Acting on this conviction, the authorities sent an experienced woman from the office to Lady Lydiard’s house, to examine the poor girl’s clothes and ornaments before they were packed up and sent after her to her aunt’s. The search led to nothing. The only objects of any value that were discovered had been presents from Lady Lydiard. No jewelers’ or milliners’ bills were among the papers found in her desk. Not a sign of secret extravagance in dress was to be seen anywhere. Defeated so far, the police proposed next to have Isabel privately watched. There might be a prodigal lover somewhere in the background, with ruin staring him in the face unless he could raise five hundred pounds.

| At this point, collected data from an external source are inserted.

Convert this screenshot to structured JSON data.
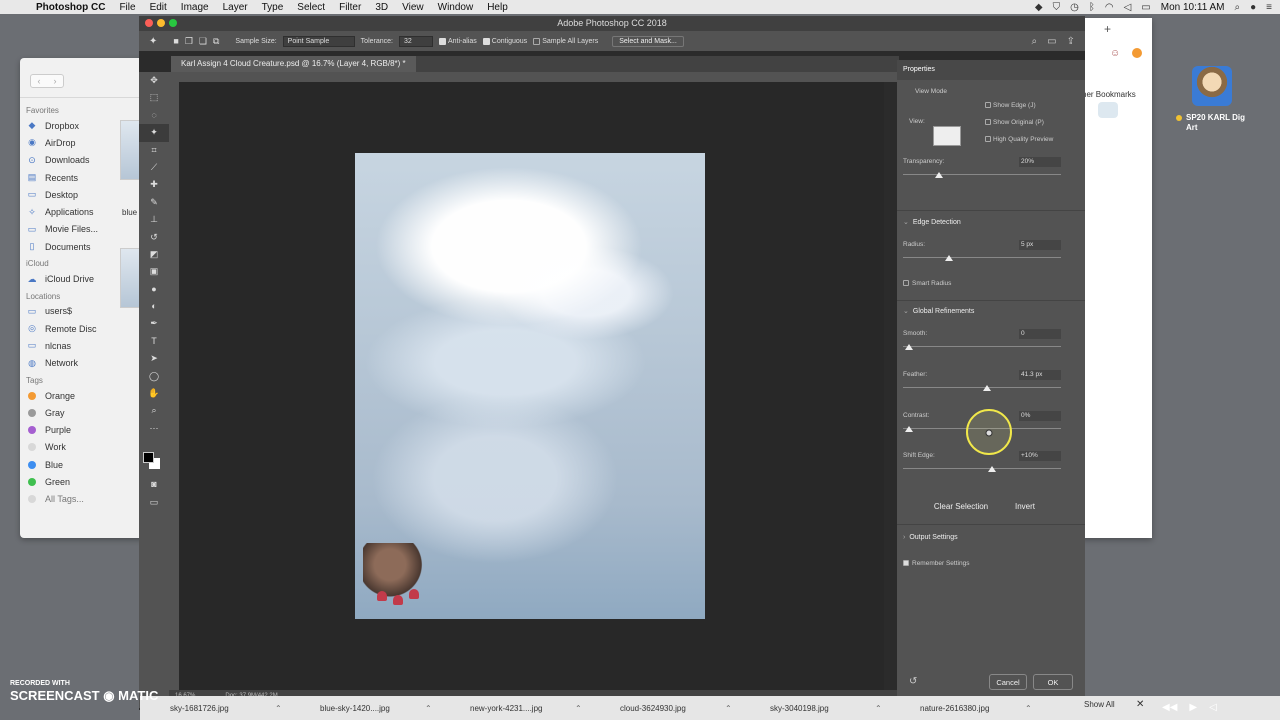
{
  "menubar": {
    "app": "Photoshop CC",
    "items": [
      "File",
      "Edit",
      "Image",
      "Layer",
      "Type",
      "Select",
      "Filter",
      "3D",
      "View",
      "Window",
      "Help"
    ],
    "clock": "Mon 10:11 AM"
  },
  "finder": {
    "favorites_header": "Favorites",
    "favorites": [
      "Dropbox",
      "AirDrop",
      "Downloads",
      "Recents",
      "Desktop",
      "Applications",
      "Movie Files...",
      "Documents"
    ],
    "icloud_header": "iCloud",
    "icloud": [
      "iCloud Drive"
    ],
    "locations_header": "Locations",
    "locations": [
      "users$",
      "Remote Disc",
      "nlcnas",
      "Network"
    ],
    "tags_header": "Tags",
    "tags": [
      {
        "label": "Orange",
        "color": "#f39a33"
      },
      {
        "label": "Gray",
        "color": "#9a9a9a"
      },
      {
        "label": "Purple",
        "color": "#a55fd0"
      },
      {
        "label": "Work",
        "color": "#d8d8d8"
      },
      {
        "label": "Blue",
        "color": "#3d8ef0"
      },
      {
        "label": "Green",
        "color": "#3fbf4f"
      },
      {
        "label": "All Tags...",
        "color": "#d8d8d8"
      }
    ],
    "file_label": "blue"
  },
  "browser": {
    "bookmarks_label": "her Bookmarks"
  },
  "desktop_icon": {
    "label": "SP20 KARL Dig Art"
  },
  "photoshop": {
    "window_title": "Adobe Photoshop CC 2018",
    "options": {
      "sample_size_label": "Sample Size:",
      "sample_size_value": "Point Sample",
      "tolerance_label": "Tolerance:",
      "tolerance_value": "32",
      "anti_alias": "Anti-alias",
      "contiguous": "Contiguous",
      "sample_all_layers": "Sample All Layers",
      "select_and_mask": "Select and Mask..."
    },
    "doc_tab": "Karl Assign 4 Cloud Creature.psd @ 16.7% (Layer 4, RGB/8*) *",
    "status_zoom": "16.67%",
    "status_doc": "Doc: 37.9M/442.2M"
  },
  "properties": {
    "title": "Properties",
    "view_mode": "View Mode",
    "view_label": "View:",
    "show_edge": "Show Edge (J)",
    "show_original": "Show Original (P)",
    "high_quality_preview": "High Quality Preview",
    "transparency_label": "Transparency:",
    "transparency_value": "20%",
    "transparency_level": 0.2,
    "edge_detection": "Edge Detection",
    "radius_label": "Radius:",
    "radius_value": "5 px",
    "smart_radius": "Smart Radius",
    "global_refinements": "Global Refinements",
    "smooth_label": "Smooth:",
    "smooth_value": "0",
    "feather_label": "Feather:",
    "feather_value": "41.3 px",
    "contrast_label": "Contrast:",
    "contrast_value": "0%",
    "shift_edge_label": "Shift Edge:",
    "shift_edge_value": "+10%",
    "clear_selection": "Clear Selection",
    "invert": "Invert",
    "output_settings": "Output Settings",
    "remember_settings": "Remember Settings",
    "cancel": "Cancel",
    "ok": "OK"
  },
  "downloads": {
    "files": [
      "sky-1681726.jpg",
      "blue-sky-1420....jpg",
      "new-york-4231....jpg",
      "cloud-3624930.jpg",
      "sky-3040198.jpg",
      "nature-2616380.jpg"
    ],
    "show_all": "Show All"
  },
  "watermark": {
    "line1": "RECORDED WITH",
    "line2": "SCREENCAST",
    "line3": "MATIC"
  }
}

Lady Lydiard (who had only consented to the search under stress of persuasive argument from Mr. Troy) resented this ingenious idea as an insult. She declared that if Isabel was watched the girl should know of it instantly from her own lips. The police listened with perfect resignation and decorum, and politely shifted their ground. A certain suspicion (they remarked) always rested in cases of this sort on the servants. Would her Ladyship object to private inquiries into the characters and proceedings of the servants? Her Ladyship instantly objected, in the most positive terms. Thereupon the “Inspector” asked for a minute’s private conversation with Mr. Troy. “The thief is certainly a member of Lady Lydiard’s household,” this functionary remarked, in his politely-positive way. “If her Ladyship persists in refusing to let us make the necessary inquiries, our hands are tied, and the case comes to an end through no fault of ours. If her Ladyship changes her mind, perhaps you will drop me a line, sir, to that effect. Good-morning.”